Enhancing Autonomous Vehicle Security: Federated Learning for Detecting GPS Spoofing Attack

Autonomous vehicles (AVs) are poised to transform modern transportation, providing superior traffic management and improved user experiences. However, there exists a considerable risk to the acquisition of Position, Velocity and Time (PVT) in AVs, since the acquisition of PVT is vulnerable to Global Positioning System (GPS) spoofing attacks that could redirect the AV to wrong paths or lead to security threats. To address these issues, we propose a novel approach for detecting GPS spoofing attacks in AVs using Federated Learning (FL) with trajectories obtained from the Car Learning to Act (CARLA) simulator. Each vehicle autonomously performs localization using sensor data that includes yaw rate, steering angle, as well as wheel speed. The obtained localized coordinates (authentic and spoofed) are utilized to compute weights. These weights are aggregated at the Roadside Unit (RSU) and shared with the global model utilizing Support Vector Machines (SVM) for classification.
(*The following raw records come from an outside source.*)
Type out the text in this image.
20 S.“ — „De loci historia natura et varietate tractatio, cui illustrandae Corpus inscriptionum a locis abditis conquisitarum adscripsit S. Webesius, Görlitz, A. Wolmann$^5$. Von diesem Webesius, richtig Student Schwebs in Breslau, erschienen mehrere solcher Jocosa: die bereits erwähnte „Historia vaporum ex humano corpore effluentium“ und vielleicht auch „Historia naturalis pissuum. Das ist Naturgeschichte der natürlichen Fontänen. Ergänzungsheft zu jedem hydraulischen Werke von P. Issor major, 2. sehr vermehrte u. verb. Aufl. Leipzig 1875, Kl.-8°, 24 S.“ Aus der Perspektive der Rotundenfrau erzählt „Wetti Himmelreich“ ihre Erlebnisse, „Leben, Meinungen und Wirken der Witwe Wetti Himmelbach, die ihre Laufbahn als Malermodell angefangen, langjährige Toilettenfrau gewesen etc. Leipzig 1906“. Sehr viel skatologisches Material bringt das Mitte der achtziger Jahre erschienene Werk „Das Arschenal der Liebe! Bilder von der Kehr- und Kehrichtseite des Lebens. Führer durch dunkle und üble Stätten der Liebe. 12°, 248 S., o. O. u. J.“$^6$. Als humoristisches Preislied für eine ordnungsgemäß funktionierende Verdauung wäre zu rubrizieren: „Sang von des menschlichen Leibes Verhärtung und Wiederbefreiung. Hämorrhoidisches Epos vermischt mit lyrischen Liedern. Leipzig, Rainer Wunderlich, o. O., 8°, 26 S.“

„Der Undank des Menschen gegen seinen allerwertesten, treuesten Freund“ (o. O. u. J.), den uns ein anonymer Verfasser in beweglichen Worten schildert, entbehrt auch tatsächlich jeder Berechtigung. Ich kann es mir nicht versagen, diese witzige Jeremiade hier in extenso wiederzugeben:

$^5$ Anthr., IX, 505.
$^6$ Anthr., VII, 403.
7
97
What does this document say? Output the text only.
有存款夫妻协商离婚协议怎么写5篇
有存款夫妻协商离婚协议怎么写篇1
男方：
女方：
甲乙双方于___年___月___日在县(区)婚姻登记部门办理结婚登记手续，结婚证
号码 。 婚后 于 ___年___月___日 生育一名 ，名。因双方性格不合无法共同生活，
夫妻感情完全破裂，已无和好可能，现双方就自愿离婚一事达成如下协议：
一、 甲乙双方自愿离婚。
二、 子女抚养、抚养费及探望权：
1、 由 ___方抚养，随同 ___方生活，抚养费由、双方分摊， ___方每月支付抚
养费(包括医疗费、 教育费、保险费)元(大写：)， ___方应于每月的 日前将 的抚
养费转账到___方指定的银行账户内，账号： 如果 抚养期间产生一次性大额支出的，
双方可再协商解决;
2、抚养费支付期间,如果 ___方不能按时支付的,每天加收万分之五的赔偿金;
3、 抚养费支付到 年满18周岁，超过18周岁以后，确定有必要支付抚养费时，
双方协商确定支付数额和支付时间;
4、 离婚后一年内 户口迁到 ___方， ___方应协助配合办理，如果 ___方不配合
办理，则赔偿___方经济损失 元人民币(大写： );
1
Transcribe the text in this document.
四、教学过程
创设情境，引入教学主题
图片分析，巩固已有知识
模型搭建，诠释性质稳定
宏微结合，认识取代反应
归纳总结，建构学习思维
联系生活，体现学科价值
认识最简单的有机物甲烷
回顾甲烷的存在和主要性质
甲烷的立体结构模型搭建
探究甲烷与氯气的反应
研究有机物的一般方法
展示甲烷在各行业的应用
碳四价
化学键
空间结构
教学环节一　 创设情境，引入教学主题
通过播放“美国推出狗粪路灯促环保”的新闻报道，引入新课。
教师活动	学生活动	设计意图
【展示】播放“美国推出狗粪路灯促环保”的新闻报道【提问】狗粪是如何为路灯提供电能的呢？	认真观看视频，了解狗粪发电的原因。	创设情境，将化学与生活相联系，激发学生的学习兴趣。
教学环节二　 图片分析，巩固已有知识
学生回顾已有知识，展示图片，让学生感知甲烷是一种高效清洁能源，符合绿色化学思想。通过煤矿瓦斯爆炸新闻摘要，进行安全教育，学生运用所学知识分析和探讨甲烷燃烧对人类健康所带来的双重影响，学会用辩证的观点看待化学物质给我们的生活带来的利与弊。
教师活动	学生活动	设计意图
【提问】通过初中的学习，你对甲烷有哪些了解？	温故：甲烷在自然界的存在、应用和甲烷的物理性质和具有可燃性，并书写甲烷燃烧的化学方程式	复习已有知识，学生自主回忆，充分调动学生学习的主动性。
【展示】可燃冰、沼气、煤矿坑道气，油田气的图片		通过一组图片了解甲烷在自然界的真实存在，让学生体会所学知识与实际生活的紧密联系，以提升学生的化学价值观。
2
The global model updates local models through FL, ensuring data privacy and collaborative learning. The experimental results show that the proposed model achieves 99% accuracy, 98% F1 score, and the AUC-ROC of 99% outperforming traditional machine learning methods including the K-Nearest Neighbors (KNN) and Random Forest (RF). The results demonstrate the practicality of using FL to improve the security of AVs against GPS spoofing attacks with limited data sharing, thereby offering a potential approach for real-world applications.